Casos exemplares na literatura espírita

Emmanuel, pela psicografia de Chico Xavier, narra em Há Dois Mil Anos a trajetória de Públio Lentulus e Lívia, Espíritos que se reencontram em diferentes encarnações, reconstruindo laços de confiança e superação. Em Renúncia, Alcione deixa sua paz espiritual para auxiliar um Espírito amado em provações terrenas, mostrando que o amor verdadeiro não busca conforto, mas a oportunidade de servir. Esses relatos exemplificam a prática do amor e da responsabilidade conjugal sugerida pelos Espíritos.

O dever de preservar o amor encontrado

Encontrar alguém que nos ame profundamente é uma bênção. Contudo, a Doutrina espírita ensina que o valor está na preservação da união. O matrimônio é composto de desafios, provas e necessidades de compreensão. André Luiz, em Entre a Terra e o Céu, ilustra que muitos vínculos se reconstituem para reparação e aprendizado mútuo.

Celebrar diariamente a sorte de caminhar lado a lado com quem nos ama é uma prática de gratidão e de evolução moral.

Amor como caminho de evolução

O amor verdadeiro é compromisso constante. Paulo, citado pelos Espíritos, afirma que a caridade “tudo crê, tudo espera, tudo suporta” (I Coríntios 13), sintetizando a essência do relacionamento conjugal elevado. Cultivar gratidão, paciência, perdão e dedicação diária é transformar o amor em instrumento de elevação espiritual. Cada gesto de cuidado e compreensão é uma oportunidade de crescimento e evolução mútua.
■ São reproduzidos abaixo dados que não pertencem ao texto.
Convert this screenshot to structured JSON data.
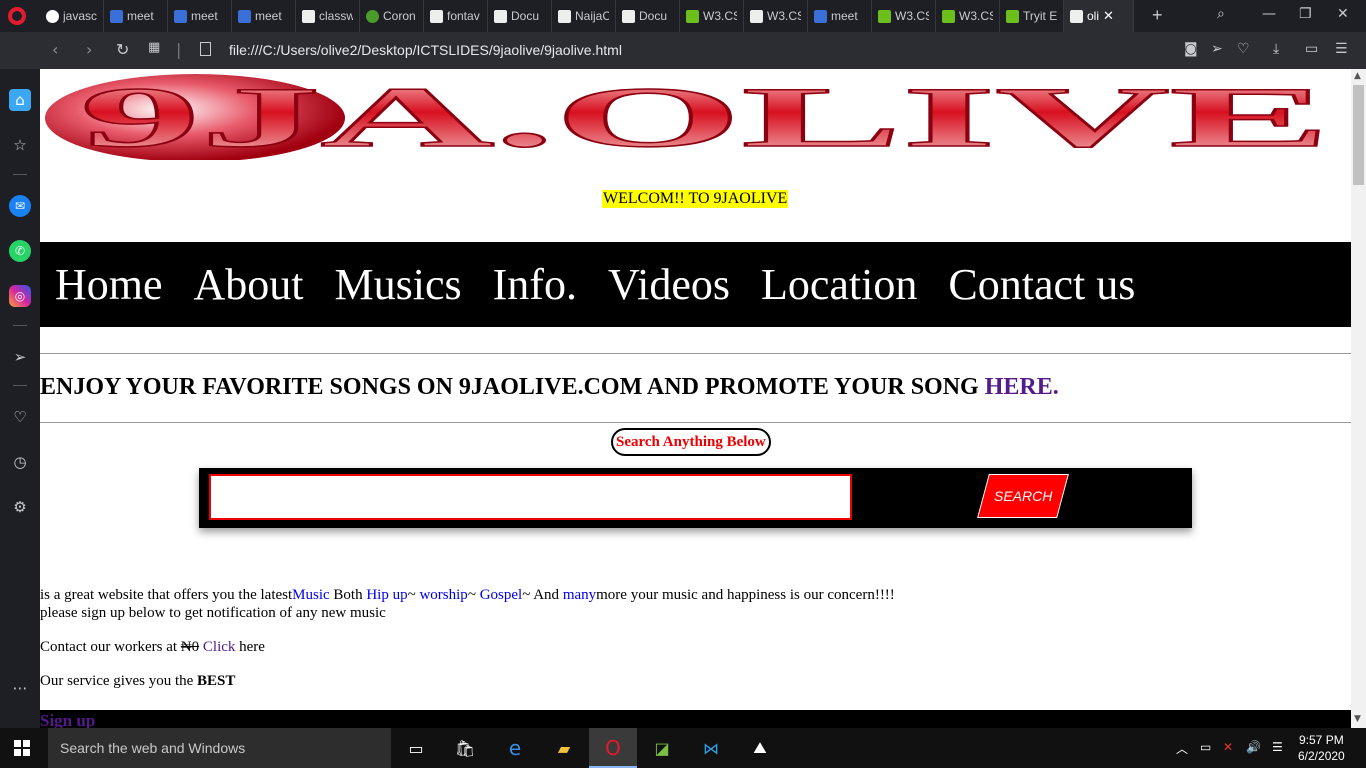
{
  "browser": {
    "tabs": [
      {
        "title": "javasc",
        "icon": "google-icon"
      },
      {
        "title": "meet",
        "icon": "meet-icon"
      },
      {
        "title": "meet",
        "icon": "meet-icon"
      },
      {
        "title": "meet",
        "icon": "meet-icon"
      },
      {
        "title": "classw",
        "icon": "document-icon"
      },
      {
        "title": "Coron",
        "icon": "9ja-icon"
      },
      {
        "title": "fontav",
        "icon": "document-icon"
      },
      {
        "title": "Docu",
        "icon": "document-icon"
      },
      {
        "title": "NaijaC",
        "icon": "document-icon"
      },
      {
        "title": "Docu",
        "icon": "document-icon"
      },
      {
        "title": "W3.CS",
        "icon": "w3-icon"
      },
      {
        "title": "W3.CS",
        "icon": "document-icon"
      },
      {
        "title": "meet",
        "icon": "meet-icon"
      },
      {
        "title": "W3.CS",
        "icon": "w3-icon"
      },
      {
        "title": "W3.CS",
        "icon": "w3-icon"
      },
      {
        "title": "Tryit E",
        "icon": "w3-icon"
      },
      {
        "title": "oli",
        "icon": "document-icon",
        "active": true
      }
    ],
    "url": "file:///C:/Users/olive2/Desktop/ICTSLIDES/9jaolive/9jaolive.html"
  },
  "page": {
    "logo_text": "9JA.OLIVE",
    "welcome": "WELCOM!! TO 9JAOLIVE",
    "nav": [
      "Home",
      "About",
      "Musics",
      "Info.",
      "Videos",
      "Location",
      "Contact us"
    ],
    "headline": "ENJOY YOUR FAVORITE SONGS ON 9JAOLIVE.COM AND PROMOTE YOUR SONG",
    "headline_link": " HERE.",
    "search_label": "Search Anything Below",
    "search_button": "SEARCH",
    "para1": {
      "t1": "is a great website that offers you the latest",
      "l1": "Music",
      "t2": " Both ",
      "l2": "Hip up",
      "t3": "~ ",
      "l3": "worship",
      "t4": "~ ",
      "l4": "Gospel",
      "t5": "~ And ",
      "l5": "many",
      "t6": "more your music and happiness is our concern!!!!"
    },
    "para2": {
      "t1": "please ",
      "l1": "sign",
      "t2": " up below to get notification of any new music"
    },
    "para3": {
      "t1": "Contact our workers at ",
      "naira": "₦0",
      "l1": "Click",
      "t2": " here"
    },
    "para4": {
      "t1": "Our service gives you the ",
      "bold": "BEST"
    },
    "signup": "Sign up"
  },
  "taskbar": {
    "search_placeholder": "Search the web and Windows",
    "time": "9:57 PM",
    "date": "6/2/2020"
  },
  "colors": {
    "welcome_bg": "#ffff00",
    "nav_bg": "#000000",
    "search_button": "#ff0000",
    "accent_red": "#ee0000"
  }
}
Perguntas frequentes (FAQ)

Almas gêmeas existem para sempre?

Não há garantia de permanência eterna. Espíritos afins podem se reencontrar em várias existências, mas a continuidade depende do progresso moral de cada um. O amor verdadeiro é parceria de crescimento, não prisão.

Como diferenciar simpatia verdadeira de ilusões passageiras?

Afinidades profundas trazem paz, respeito e cooperação. Paixões superficiais geram ansiedade, ciúme e egoísmo. Avaliar os frutos da relação ajuda a distinguir o amor verdadeiro.

O que fazer para preservar um reencontro amoroso?

Praticar diálogo, oração conjunta, respeito às diferenças, perdão diário e gratidão. Gestos simples, constantes e conscientes fortalecem o vínculo e promovem crescimento mútuo.

Referências bibliográficas

  • Kardec, Allan. O Livro dos Espíritos. Questões 298 a 303
  • Kardec, Allan. O Evangelho Segundo o Espiritismo. Cap. XXII, item 25
  • Xavier, Francisco Cândido pelo espírito André luiz Nos Domínios da Mediunidade.
  • Xavier, Francisco Cândido pelo espírito Emmanuel, Há Dois Mil Anos. Rio de Janeiro: FEB.
  • Xavier, Francisco Cândido pelo Espírito Emmanuel, Renúncia. Rio de Janeiro: FEB.
  • Xavier, Francisco Cândido pelo Espírito André Luiz, Entre a Terra e o Céu.
  • Maia, João Nunes pelo Espírito Miramez. Filosofia Espírita - Comentários sobre O Livro dos Espíritos. São Paulo: FEB.